Visit to the Buddha Caves


This afternoon my new Laotian acquaintance, Juck, and I ventured 25 kilometres north of Luang Prabang on his motorbike. Motorbikes are as numerous in Laos as cars are back in North America. Our destination was the Buddha caves (Tham Ting and Tham Theung, lower and upper caves, respectively) near Ban Pak Ou, a village located near the Mekong River and catering to tourists. But before leaving Luang Prabang, Juck took me to a local market where I purchased a helmet, which I needed to wear so that we didn't get fined by the police. The helmet cost 80,000 KIP or $10 US.

As we drove up to Ban Pak Ou, it was simply wonderful to feel the freedom of riding in the fresh and open country air. The Laos countryside with its majestic mountains and lush vegetation was absolutely breathtaking. An hour or so later, we arrived at our destination, where we parked the motorbike and paid the parking attendant 5,000 KIP ($0.63 US). Then we strolled into the village and wandered around for a bit before heading to the riverside. While I was in the village, I purchased a small bottle of locally made Lao Lao (or rice whiskey).

Ban Pak Ou vendor
Shops in Pak Ou
At the riverside, we hired a boat, similar to the ones pictured below, to take us across the river to the Buddha caves themselves. The roundtrip cost 10,000 KIP ($1.25 US).

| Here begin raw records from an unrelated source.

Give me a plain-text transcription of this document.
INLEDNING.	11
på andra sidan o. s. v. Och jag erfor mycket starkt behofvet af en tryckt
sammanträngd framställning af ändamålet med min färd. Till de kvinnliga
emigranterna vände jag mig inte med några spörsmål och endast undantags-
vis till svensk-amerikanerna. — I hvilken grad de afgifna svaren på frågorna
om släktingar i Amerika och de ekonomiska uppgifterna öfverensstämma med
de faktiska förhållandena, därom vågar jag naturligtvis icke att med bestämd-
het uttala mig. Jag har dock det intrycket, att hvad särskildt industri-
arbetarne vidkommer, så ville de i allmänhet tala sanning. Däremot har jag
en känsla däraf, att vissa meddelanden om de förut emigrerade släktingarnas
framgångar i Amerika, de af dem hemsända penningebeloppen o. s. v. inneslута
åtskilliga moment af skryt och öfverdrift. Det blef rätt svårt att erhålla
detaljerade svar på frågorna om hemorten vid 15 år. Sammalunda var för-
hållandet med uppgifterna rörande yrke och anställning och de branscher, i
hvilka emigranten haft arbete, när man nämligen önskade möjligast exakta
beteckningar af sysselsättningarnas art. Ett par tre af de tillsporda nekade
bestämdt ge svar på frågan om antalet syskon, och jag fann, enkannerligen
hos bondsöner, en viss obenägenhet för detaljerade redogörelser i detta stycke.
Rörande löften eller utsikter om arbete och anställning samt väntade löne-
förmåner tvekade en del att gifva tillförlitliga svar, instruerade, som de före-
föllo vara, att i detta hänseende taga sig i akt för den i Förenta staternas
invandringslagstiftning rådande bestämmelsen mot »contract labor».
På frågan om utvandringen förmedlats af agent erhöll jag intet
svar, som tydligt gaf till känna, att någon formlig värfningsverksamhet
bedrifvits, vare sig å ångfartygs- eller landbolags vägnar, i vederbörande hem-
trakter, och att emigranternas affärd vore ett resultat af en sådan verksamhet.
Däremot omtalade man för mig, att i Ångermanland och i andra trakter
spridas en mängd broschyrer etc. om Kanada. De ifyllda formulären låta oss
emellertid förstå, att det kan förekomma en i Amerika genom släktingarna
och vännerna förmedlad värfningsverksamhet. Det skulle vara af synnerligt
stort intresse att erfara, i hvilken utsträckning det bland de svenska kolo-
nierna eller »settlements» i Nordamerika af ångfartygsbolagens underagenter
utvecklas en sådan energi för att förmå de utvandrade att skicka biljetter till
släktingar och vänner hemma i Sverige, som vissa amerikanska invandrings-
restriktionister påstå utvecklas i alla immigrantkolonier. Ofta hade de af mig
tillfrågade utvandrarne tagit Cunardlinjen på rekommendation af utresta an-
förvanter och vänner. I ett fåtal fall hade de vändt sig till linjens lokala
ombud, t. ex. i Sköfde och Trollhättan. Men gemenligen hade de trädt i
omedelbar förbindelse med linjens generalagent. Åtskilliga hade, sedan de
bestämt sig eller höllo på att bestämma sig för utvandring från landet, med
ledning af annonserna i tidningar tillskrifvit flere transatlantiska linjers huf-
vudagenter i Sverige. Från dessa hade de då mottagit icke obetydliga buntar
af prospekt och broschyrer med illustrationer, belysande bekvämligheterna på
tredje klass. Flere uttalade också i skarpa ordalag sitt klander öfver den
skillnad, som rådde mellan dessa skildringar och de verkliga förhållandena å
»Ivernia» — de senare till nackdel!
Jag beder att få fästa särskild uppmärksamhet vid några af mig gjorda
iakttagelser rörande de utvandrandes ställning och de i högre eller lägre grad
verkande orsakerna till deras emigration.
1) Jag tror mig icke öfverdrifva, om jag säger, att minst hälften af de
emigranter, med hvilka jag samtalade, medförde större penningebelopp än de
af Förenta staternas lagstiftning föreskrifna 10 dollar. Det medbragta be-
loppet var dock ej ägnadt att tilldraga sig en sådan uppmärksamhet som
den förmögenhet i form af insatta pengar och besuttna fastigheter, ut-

Once we reached the other side of the river, we disembarked and walked along a dock constructed from bamboo. At the end of the dock, there was a small ticket booth where we paid 20,000 KIP ($2.50 US) for admission. From there, we walked along a short plank and then ascended a steep set of stairs to Tham Ting (the lower cave), which contained the greatest number of Buddha statues.

Bamboo dock
Stairway to Tham Ting (lower cave)
The collection of Buddha statues, numbering some 4,000 in this natural cavernous cathedral, in Tham Ting (the lower cave) was simply staggering. Each statue is different in some way. In the photo below is just a sample of what I mean.

Tham Ting (the lower cave)
After spending some time there, I visited Tham Theung (the upper cave) alone. Unlike Tham Ting, Tham Theung extended deeper into the rock face. By the time I reached the back of the cave, it was almost pitch black and soon discovered that there were only a handful of statues.

Tham Theung (upper cave) entrance
On our way back to Ban Pak Ou, the boat driver had some issues trying to start the motor. As he attempted to restart it, the boat began to drift through the water. After a couple of failed attempts, the driver sounded like he was getting frustrated. Eventually, the motor sprang to life and driver, now in good spirits, took us back to Ban Pak Ou, where Juck and I had some lunch with Beer Lao.